Note from the National Guideline Clearinghouse (NGC): The National Institute for Health and Care Excellence (NICE) commissioned an Expert Assessment Group to perform a systematic literature review on the technology considered in this appraisal and prepare a Diagnostics Assessment Report (DAR). The DAR for this guidance was prepared by Kleijnen Systematic Reviews Ltd in collaboration with Erasmus University Rotterdam and Maastricht University (see the "Availability of Companion Documents" field).

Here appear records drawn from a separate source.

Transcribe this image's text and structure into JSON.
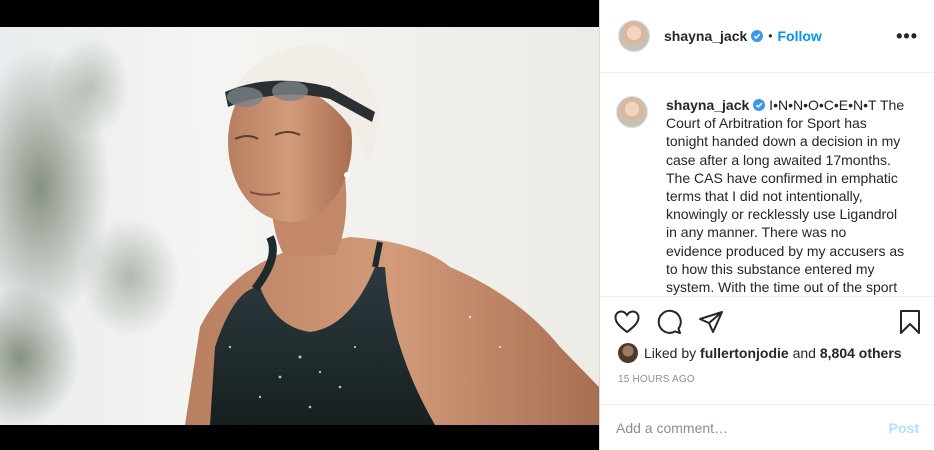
{
  "post": {
    "author": {
      "username": "shayna_jack",
      "verified": true,
      "verified_icon": "verified-badge-icon"
    },
    "header": {
      "separator": "•",
      "follow_label": "Follow",
      "more_icon": "more-options-icon",
      "more_label": "•••"
    },
    "caption": {
      "username": "shayna_jack",
      "text": " I•N•N•O•C•E•N•T The Court of Arbitration for Sport has tonight handed down a decision in my case after a long awaited 17months. The CAS have confirmed in emphatic terms that I did not intentionally, knowingly or recklessly use Ligandrol in any manner.  There was no evidence produced by my accusers as to how this substance entered my system. With the time out of the sport dating"
    },
    "actions": {
      "like_icon": "heart-icon",
      "comment_icon": "comment-icon",
      "share_icon": "share-icon",
      "save_icon": "bookmark-icon"
    },
    "likes": {
      "prefix": "Liked by",
      "user": "fullertonjodie",
      "conjunction": "and",
      "others": "8,804 others"
    },
    "timestamp": "15 HOURS AGO",
    "comment_box": {
      "placeholder": "Add a comment…",
      "post_label": "Post"
    },
    "colors": {
      "accent": "#0095f6",
      "post_disabled": "#b2dffc",
      "verified": "#3897f0"
    }
  }
}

Assessment of Clinical Effectiveness

Systematic Review Methods

Data Extraction

Data were extracted on the following: study design/details, participant details (e.g., tumour stage, histological diagnosis, performance status, smoking status, ethnicity), epidermal growth factor receptor (EGFR) mutation test(s) and mutations targeted, clinical outcomes, test performance outcome measures (against treatment response as reference standard), details of specific mutations identified by outcome measure (where reported) and test failure rates. Data were extracted by one reviewer, using a piloted, standard data extraction form and checked by a second; any disagreements were resolved by consensus. Full data extraction tables are provided in Appendix 2 in the DAR.

Quality Assessment

The risk of bias in included randomised controlled trials (RCTs) was assessed using the Cochrane Collaboration's tool for assessing risk of bias in randomised trials. Studies used to derive accuracy data, for the ability of EGFR mutation tests to predict treatment response, were assessed using QUADAS-2. Studies which provided both accuracy data and data on the effectiveness of treatment with tyrosine kinase inhibitors (TKIs) following testing were assessed using both tools. Risk of bias assessments was undertaken by one reviewer and checked by a second reviewer, and any disagreements were resolved by consensus.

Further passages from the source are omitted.